L’universalisation du Consensus de Washington par la Banque Mondiale et le Fond Monétaire International marque un tournant dans l’histoire. Des mesures impitoyables seront adoptées afin de favoriser les intérêts des sociétés multinationales. La privatisation est l’une des « solutions » adoptées dans cet accord pour régler, par exemple, les dettes des États en difficultés financières. Ainsi, le démantèlement des différents secteurs publics au profit du capital mondialisé et l’installation inconditionnelle des entreprises étrangères renfonce le pouvoir de ces institutions, et rend ces États paralysés devant la puissance de la finance et des banques.

Jean Ziegler évoque l’expression d’Eric Hobsbawm « l’État en défaut »(1) pour designer tout Etat qui cède ses services publics et transfère au secteur privé les taches relevant de l’intérêt collectif en les soumettant à la loi de la maximisation du gain. Cette politique donne naissance à une économie fragile et incapable de garantir la sécurité de l’emploi et aggrave les inégalités. Par la suite, l’État perd sa souveraineté puisqu’il devient incapable de protéger les droits de ses citoyens et se met sous tutelle de l’empire du capital qui lui dicte ses prérogatives et ses commandements.

La démocratie devient aussi en péril lorsque l’on voit certains partis politiques, censés défendre les droits des citoyens, complices de ce déclin. Le financement des campagnes électorales des partis américains par des industriels et des agences financières confirme la parole : « Ceux qui signent les chèques font les lois »(2). Les élections américaines sont une occasion de chantage pour ces sociétés et ces agences pour négocier, par exemple, des conditions fiscales ou douanières plus avantageuses. La préparation des élections présidentielles a poussé l’ancien président Clinton de recevoir lors « d’un café de travail » des banquiers qui seront les bailleurs de fonds de sa campagne électorale. Cette rencontre était le moment opportun pour ces mercenaires de discuter « de la législation à venir, y compris des idées qui permettraient de briser la barrière séparant les banques des autres institutions financières »(3). L’abrogation de la loi Glass Steagll, qui impose la séparation des banques d’investissement des banques de dépôt, sera dans l’ordre du jour. Trois ans après la réélection de Clinton, cette loi sera révoquée ce qui va permettre aux banquiers de se lancer très largement dans les assurances et les affaires et précipiter ainsi, la crise économique de 2008.

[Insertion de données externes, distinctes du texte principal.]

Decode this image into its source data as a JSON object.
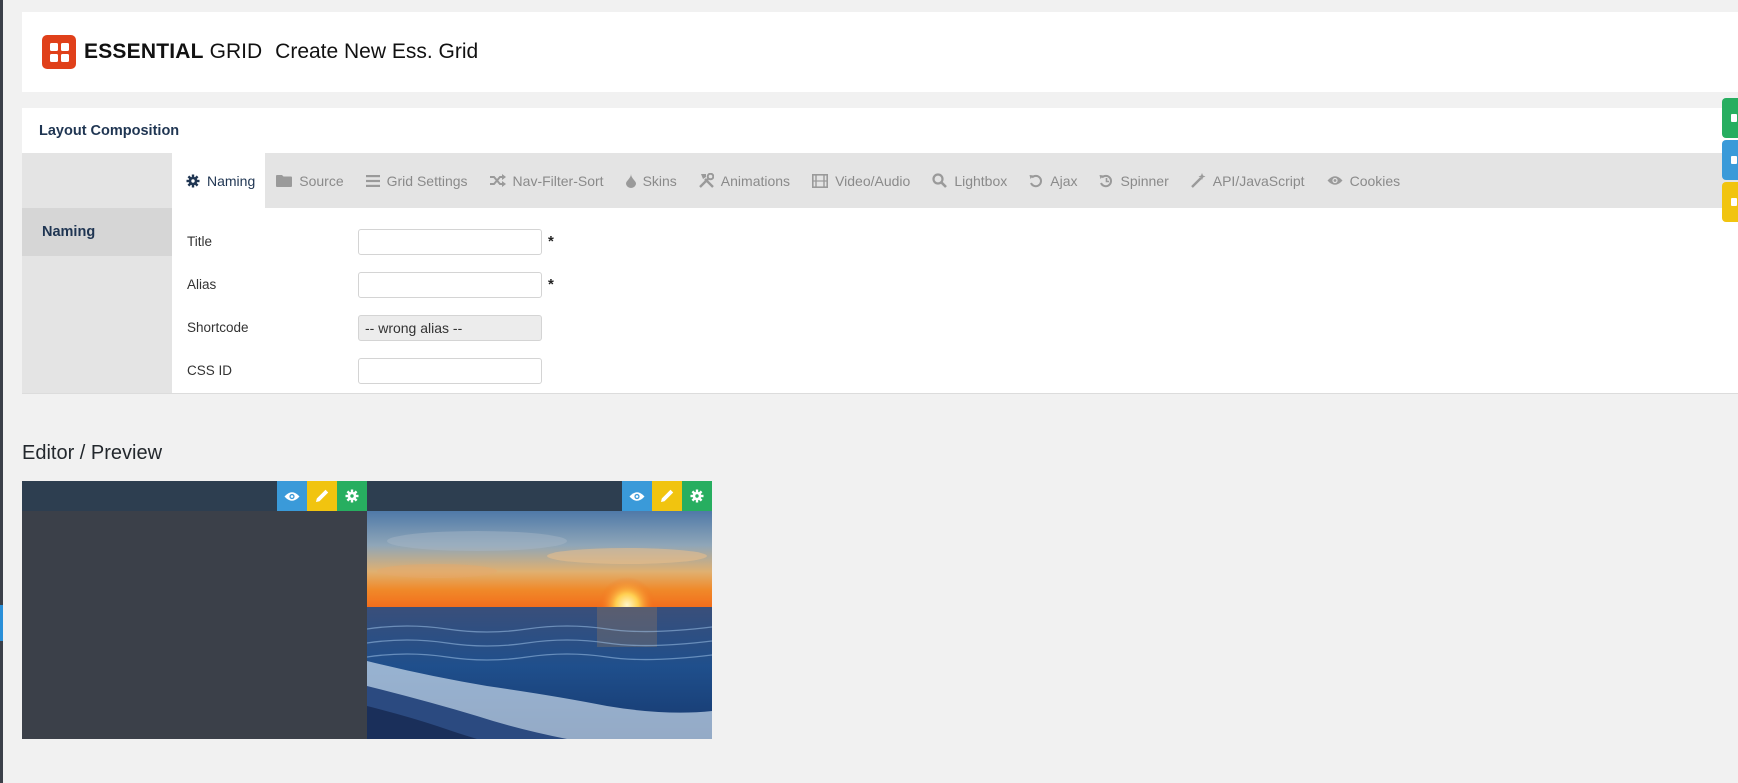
{
  "header": {
    "brand_strong": "ESSENTIAL",
    "brand_light": "GRID",
    "page_title": "Create New Ess. Grid"
  },
  "panel": {
    "title": "Layout Composition",
    "tabs": [
      {
        "label": "Naming",
        "icon": "gear-icon",
        "active": true
      },
      {
        "label": "Source",
        "icon": "folder-icon"
      },
      {
        "label": "Grid Settings",
        "icon": "menu-icon"
      },
      {
        "label": "Nav-Filter-Sort",
        "icon": "shuffle-icon"
      },
      {
        "label": "Skins",
        "icon": "drop-icon"
      },
      {
        "label": "Animations",
        "icon": "tools-icon"
      },
      {
        "label": "Video/Audio",
        "icon": "film-icon"
      },
      {
        "label": "Lightbox",
        "icon": "search-icon"
      },
      {
        "label": "Ajax",
        "icon": "refresh-icon"
      },
      {
        "label": "Spinner",
        "icon": "history-icon"
      },
      {
        "label": "API/JavaScript",
        "icon": "magic-wand-icon"
      },
      {
        "label": "Cookies",
        "icon": "eye-icon"
      }
    ],
    "sidebar": {
      "active_item": "Naming"
    },
    "form": {
      "title_label": "Title",
      "title_value": "",
      "alias_label": "Alias",
      "alias_value": "",
      "shortcode_label": "Shortcode",
      "shortcode_value": "-- wrong alias --",
      "cssid_label": "CSS ID",
      "cssid_value": "",
      "required_mark": "*"
    }
  },
  "editor": {
    "title": "Editor / Preview",
    "cards": [
      {
        "has_image": false
      },
      {
        "has_image": true,
        "image": "sunset over ocean waves"
      }
    ]
  },
  "colors": {
    "brand": "#e0401a",
    "eye_button": "#3a9ad9",
    "edit_button": "#f1c40f",
    "settings_button": "#27ae60",
    "card_bar": "#2d3e50",
    "card_body": "#3b4049"
  }
}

En Europe, un pays comme l’Italie fait exception en termes de corruption politique. La gangrène de la classe politique a contribué à la capitulation de la démocratie dans ce pays. La création des partis politiques par des industriels est devenue un moyen pour défendre leurs intérêts d’affaires. L’ère du président Silvio Berlusconi a été marquée par l’adoption de plusieurs lois favorisant son empire commercial et lui permettant d’échapper des poursuites judiciaires. L’opération Mains propres (4) lancée par des magistrats a constitué une entrave pour tous les politiciens italiens impliqués dans des affaires de corruption dont le président Berlusconi qui s’employa à stigmatiser les juges italiens en les qualifiant de « toges rouges » et de « communistes ».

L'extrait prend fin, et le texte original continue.